The term Jim Crow is rightly loaded down with racial connotations, but it’s important to recognize that, at its core, Jim Crow was a political system. Yes, a central byproduct was a social system that consigned black folk to second/third class citizenship. But this social construct was enabled and perpetuated by overarching political power. At its elemental core, Jim Crow was a system of voter suppression and nullification that allowed a political minority of white southerners to wield unchecked political power and maintain a culture of white supremacy in their respective states — not merely election to election but for a period of some 100 years.
With this in mind and the November elections behind us (pending a few recounts and lawsuits — you were always a rank choice, Bruce), Republican-controlled legislatures today are busy trying to similarly subvert the will of voting majorities while they still can, however they can. Accordingly, it’s high time we bestowed the next Harris Nightmare Award (HNA) for nakedly self-hating political mendacity.
Our choice for the 2018 post-electoral HNA: The GOP-controlled North Carolina legislature, which, in the face of U.S. Circuit Court rebukes and the failure of state and federal investigations to identify meaningful in-person voter fraud, have succeeded in amending the state constitution to permanently suppress the vote via strict voter ID requirements.
This effort alone would not distinguish the NC legislature from dozens of other Republican-controlled bodies across the nation, but for the fact that November’s election in North Carolina did manifest what appears to actual voter fraud — of a kind that 1) the newly ratified amendment would not begin to address; and 2) appears to have been perpetrated entirely by consultants directly employed by Republican Mark Harris, a U.S. Congressional candidate whose razor-thin victory over opponent Dan McCready was apparently enabled by brazenly illegal efforts centered on absentee ballot vote suppression.
Republicans generally and the North Carolina legislature in particular have cited rampant in-person voter fraud as foundational to their arguments for requiring photo ID. There’s still vanishingly little evidence of such fraud; these claims are rhetorical cover for efforts (in the shameful tradition of Jim Crow) to hold down or nullify the votes of Democrats and independents.
But lo and behold, we’ve finally identified actual voter fraud and it’s specific to NC Republicans themselves!
In a striking note of bipartisan resistance, North Carolina’s State Board of Elections and Ethics Enforcement — a body comprising four Democrats, four Republicans and one independent — has unanimously voted to postpone certification of the Harris election (which he won by 905 votes) pending an evidentiary hearing scheduled for Dec. 21, 2018.
Named for Dr.
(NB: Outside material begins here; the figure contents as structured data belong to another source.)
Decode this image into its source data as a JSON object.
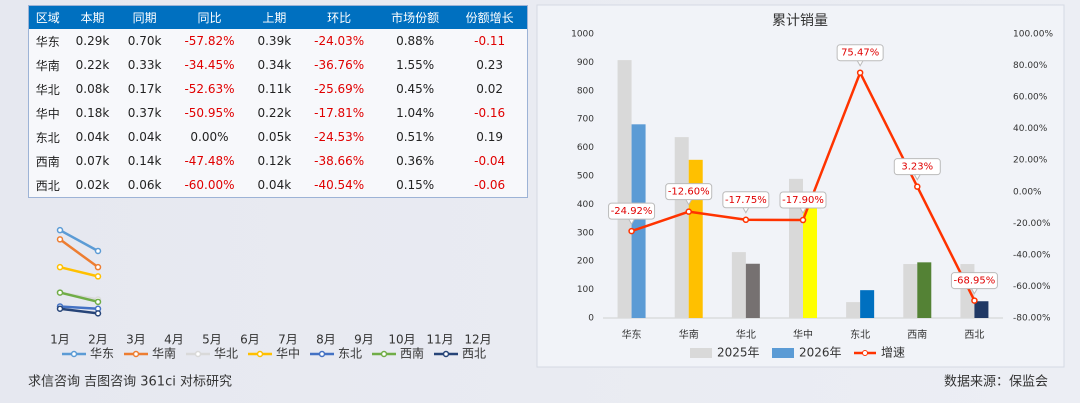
{
  "table": {
    "header": [
      "区域",
      "本期",
      "同期",
      "同比",
      "上期",
      "环比",
      "市场份额",
      "份额增长"
    ],
    "rows": [
      [
        "华东",
        "0.29k",
        "0.70k",
        "-57.82%",
        "0.39k",
        "-24.03%",
        "0.88%",
        "-0.11"
      ],
      [
        "华南",
        "0.22k",
        "0.33k",
        "-34.45%",
        "0.34k",
        "-36.76%",
        "1.55%",
        "0.23"
      ],
      [
        "华北",
        "0.08k",
        "0.17k",
        "-52.63%",
        "0.11k",
        "-25.69%",
        "0.45%",
        "0.02"
      ],
      [
        "华中",
        "0.18k",
        "0.37k",
        "-50.95%",
        "0.22k",
        "-17.81%",
        "1.04%",
        "-0.16"
      ],
      [
        "东北",
        "0.04k",
        "0.04k",
        "0.00%",
        "0.05k",
        "-24.53%",
        "0.51%",
        "0.19"
      ],
      [
        "西南",
        "0.07k",
        "0.14k",
        "-47.48%",
        "0.12k",
        "-38.66%",
        "0.36%",
        "-0.04"
      ],
      [
        "西北",
        "0.02k",
        "0.06k",
        "-60.00%",
        "0.04k",
        "-40.54%",
        "0.15%",
        "-0.06"
      ]
    ]
  },
  "chart_data": [
    {
      "type": "line",
      "categories": [
        "1月",
        "2月",
        "3月",
        "4月",
        "5月",
        "6月",
        "7月",
        "8月",
        "9月",
        "10月",
        "11月",
        "12月"
      ],
      "ylim": [
        0,
        0.45
      ],
      "series": [
        {
          "name": "华东",
          "color": "#5b9bd5",
          "values": [
            0.38,
            0.29,
            null,
            null,
            null,
            null,
            null,
            null,
            null,
            null,
            null,
            null
          ]
        },
        {
          "name": "华南",
          "color": "#ed7d31",
          "values": [
            0.34,
            0.22,
            null,
            null,
            null,
            null,
            null,
            null,
            null,
            null,
            null,
            null
          ]
        },
        {
          "name": "华北",
          "color": "#d9d9d9",
          "values": [
            0.11,
            0.08,
            null,
            null,
            null,
            null,
            null,
            null,
            null,
            null,
            null,
            null
          ]
        },
        {
          "name": "华中",
          "color": "#ffc000",
          "values": [
            0.22,
            0.18,
            null,
            null,
            null,
            null,
            null,
            null,
            null,
            null,
            null,
            null
          ]
        },
        {
          "name": "东北",
          "color": "#4472c4",
          "values": [
            0.05,
            0.04,
            null,
            null,
            null,
            null,
            null,
            null,
            null,
            null,
            null,
            null
          ]
        },
        {
          "name": "西南",
          "color": "#70ad47",
          "values": [
            0.11,
            0.07,
            null,
            null,
            null,
            null,
            null,
            null,
            null,
            null,
            null,
            null
          ]
        },
        {
          "name": "西北",
          "color": "#264478",
          "values": [
            0.04,
            0.02,
            null,
            null,
            null,
            null,
            null,
            null,
            null,
            null,
            null,
            null
          ]
        }
      ]
    },
    {
      "type": "combo",
      "title": "累计销量",
      "categories": [
        "华东",
        "华南",
        "华北",
        "华中",
        "东北",
        "西南",
        "西北"
      ],
      "ylim": [
        0,
        1000
      ],
      "yticks": [
        0,
        100,
        200,
        300,
        400,
        500,
        600,
        700,
        800,
        900,
        1000
      ],
      "y2lim": [
        -80,
        100
      ],
      "y2ticks": [
        {
          "value": -80,
          "label": "-80.00%"
        },
        {
          "value": -60,
          "label": "-60.00%"
        },
        {
          "value": -40,
          "label": "-40.00%"
        },
        {
          "value": -20,
          "label": "-20.00%"
        },
        {
          "value": 0,
          "label": "0.00%"
        },
        {
          "value": 20,
          "label": "20.00%"
        },
        {
          "value": 40,
          "label": "40.00%"
        },
        {
          "value": 60,
          "label": "60.00%"
        },
        {
          "value": 80,
          "label": "80.00%"
        },
        {
          "value": 100,
          "label": "100.00%"
        }
      ],
      "series": [
        {
          "name": "2025年",
          "type": "bar",
          "color": "#d9d9d9",
          "values": [
            908,
            637,
            232,
            490,
            56,
            190,
            190
          ]
        },
        {
          "name": "2026年",
          "type": "bar",
          "color": "#5b9bd5",
          "colors": [
            "#5b9bd5",
            "#ffc000",
            "#767171",
            "#ffff00",
            "#0070c0",
            "#548235",
            "#203864"
          ],
          "values": [
            682,
            557,
            191,
            402,
            98,
            196,
            59
          ]
        },
        {
          "name": "增速",
          "type": "line",
          "axis": "y2",
          "color": "#ff3300",
          "values": [
            -24.92,
            -12.6,
            -17.75,
            -17.9,
            75.47,
            3.23,
            -68.95
          ],
          "value_labels": [
            "-24.92%",
            "-12.60%",
            "-17.75%",
            "-17.90%",
            "75.47%",
            "3.23%",
            "-68.95%"
          ]
        }
      ]
    }
  ],
  "footer": {
    "left": "求信咨询 吉图咨询 361ci 对标研究",
    "right": "数据来源：保监会"
  }
}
Thomas Harris, author of the 1969 pop-psychology treatise I’m OK—You’re OK, The Harris Nightmare Awards call out the cynical, pre-emptively tit-for-tat nihilism that has informed Republican politics since the mid-1990s. In the Age of Trump, this phenomenon has been raised to high art. Hence the need for suitable commendations, like the HNAs.
Most folks will be familiar with the title of Harris’ book, which refers to an optimal state of human relations, one that most of us do indeed strive day-to-day to achieve. “Treat they neighbor as thyself” predates the good doctor’s coinage, but they go together: For one cannot hope to treat his/her neighbor well if, to begin with, one does not possess a decent, ultimately edifying sense of self-worth.
There are two more middling, less healthy states that Harris used to describe people suffering from undue superiority (I’m OK—You’re Not OK) and undue inferiority (I’m Not OK—You’re OK).
It is the fourth state, I’m Not OK—You’re Not OK, that is generally reserved for inveterate grumps and outright sociopaths. Go here for a more lengthy treatment of why this phrase so cogently describes today’s GOP and the media apparatus that supports it. In short, right wing media have decided there is more to gain politically, in the long run, by asserting the rampant political motivation and outright fakery of all media. By doing so, they stake out their own position and self-worth quite clearly: “We’re fake; they must be fake.” Or even, “We’re fake because they’re fake.”
I’m Not OK—You’re Not OK.
But this phenomenon extends well beyond right-wing media circles. Hence the need for the Harris Nightmare Awards, our humble attempt to shame the unshameable.